Eine gute Planung, sorgfältige Arbeit und wiederholte Tests führen Schritt für Schritt zu besseren Ergebnissen.
Sie lernen außerdem, dass Fehler wertvolle Hinweise liefern und zur Verbesserung einer Konstruktion beitragen.
Diese Erkenntnis stärkt ihre Problemlösungskompetenz und ihr technisches Verständnis.
Fazit
Die Herausforderung, ein winddichtes Haus aus Strohhalmen zu bauen, ist ein abwechslungsreiches und lehrreiches Schulprojekt. Es verbindet Naturwissenschaften, Technik, Mathematik und kreatives Arbeiten auf anschauliche Weise. Mit einfachen Materialien entwickeln die Kinder eine stabile Modellkonstruktion und lernen dabei wichtige Grundlagen der Statik, des Bauens und der Aerodynamik kennen.

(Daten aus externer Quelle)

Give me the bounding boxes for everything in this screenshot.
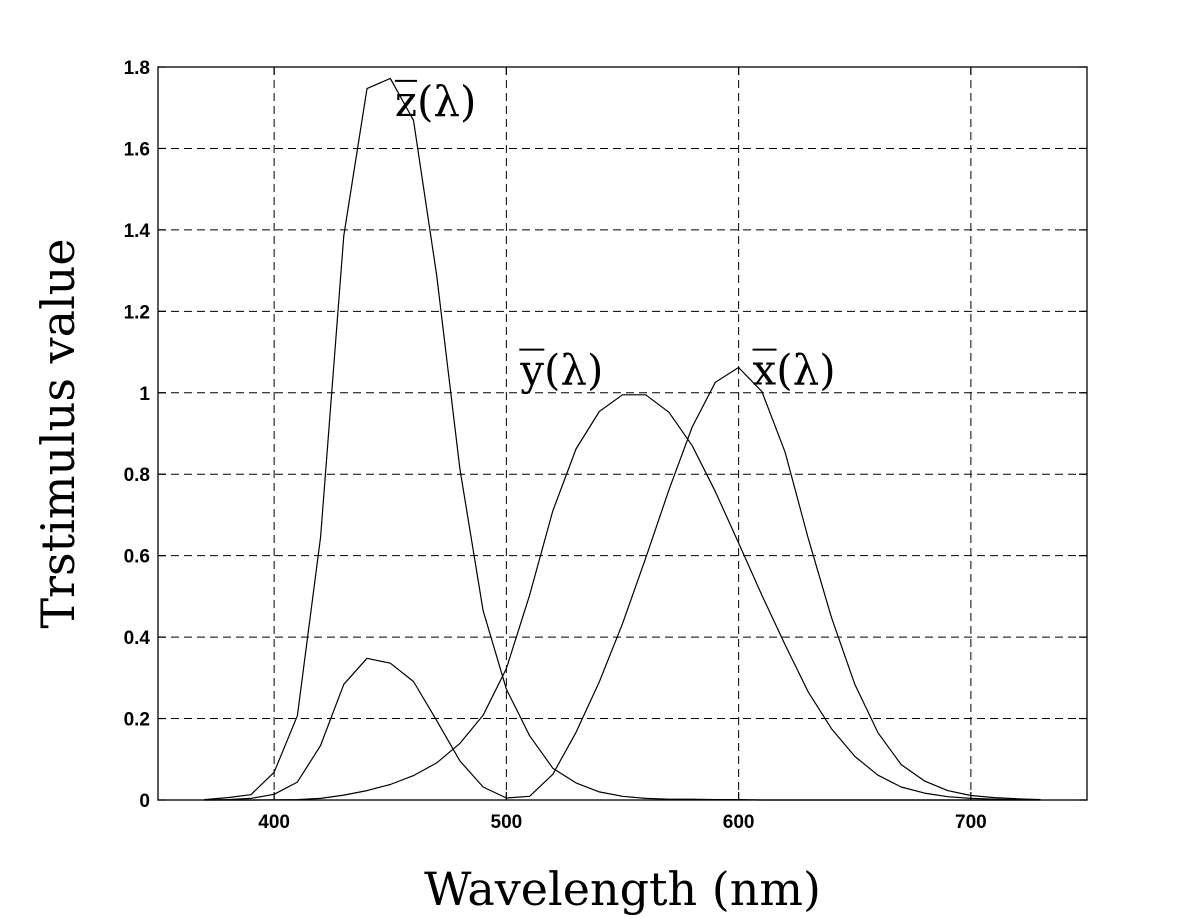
series-line-x-bar <box>204 366 1041 801</box>
x-tick-label: 400 <box>258 812 290 833</box>
curve-label-x-bar: x(λ) <box>752 346 836 395</box>
curve-label-suffix: (λ) <box>776 346 835 395</box>
curve-label-y-bar: y(λ) <box>519 346 603 395</box>
y-tick-label: 1.6 <box>124 139 150 160</box>
y-tick-label: 1 <box>139 384 150 405</box>
plot-frame <box>157 66 1088 801</box>
y-tick-label: 0.8 <box>124 465 150 486</box>
curve-label-suffix: (λ) <box>417 77 476 126</box>
series-lines <box>204 77 1041 801</box>
curve-labels: z(λ)y(λ) x(λ) <box>394 77 836 395</box>
grid-lines <box>158 67 1087 800</box>
curve-label-text: x(λ) <box>753 346 836 395</box>
y-tick-label: 0.2 <box>124 710 150 731</box>
x-tick-label: 700 <box>955 812 987 833</box>
y-tick-label: 0.4 <box>124 628 151 649</box>
axis-ticks: 400 500 600 700 0 0.2 0.4 0.6 0.8 1 1.2 1.4 1.6 1.8 <box>124 58 1087 833</box>
curve-label-text: y(λ) <box>519 346 603 395</box>
x-axis-title: Wavelength (nm) <box>424 862 821 916</box>
curve-label-text: z(λ) <box>395 77 477 126</box>
series-line-z-bar <box>204 77 1041 801</box>
y-tick-label: 0.6 <box>124 547 150 568</box>
curve-label-base: z <box>395 77 417 126</box>
x-tick-label: 600 <box>723 812 755 833</box>
series-line-y-bar <box>204 394 1041 801</box>
y-tick-label: 0 <box>139 791 150 812</box>
x-tick-label: 500 <box>491 812 523 833</box>
curve-label-suffix: (λ) <box>544 346 603 395</box>
y-tick-label: 1.2 <box>124 302 150 323</box>
curve-label-base: y <box>519 346 544 395</box>
curve-label-base: x <box>753 346 777 395</box>
y-tick-label: 1.8 <box>124 58 150 79</box>
y-axis-title: Trstimulus value <box>31 238 85 628</box>
y-tick-label: 1.4 <box>124 221 151 242</box>
curve-label-z-bar: z(λ) <box>394 77 477 126</box>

Durch Planung, Bau, Windtests und Verbesserungen erleben sie den vollständigen Entwicklungsprozess eines technischen Projekts. Sie erkennen, dass Stabilität nicht allein von der Materialmenge abhängt, sondern vor allem von einer durchdachten Konstruktion und sorgfältigen Ausführung.
Dieses Projekt fördert nicht nur fachliche Kompetenzen, sondern auch Teamarbeit, Kreativität, Ausdauer und kritisches Denken. Es zeigt den Kindern, dass technische Herausforderungen mit Neugier, Zusammenarbeit und systematischem Experimentieren erfolgreich gelöst werden können. Gleichzeitig vermittelt es ein Bewusstsein für nachhaltiges Bauen und den verantwortungsvollen Umgang mit Materialien – wichtige Fähigkeiten für die Zukunft.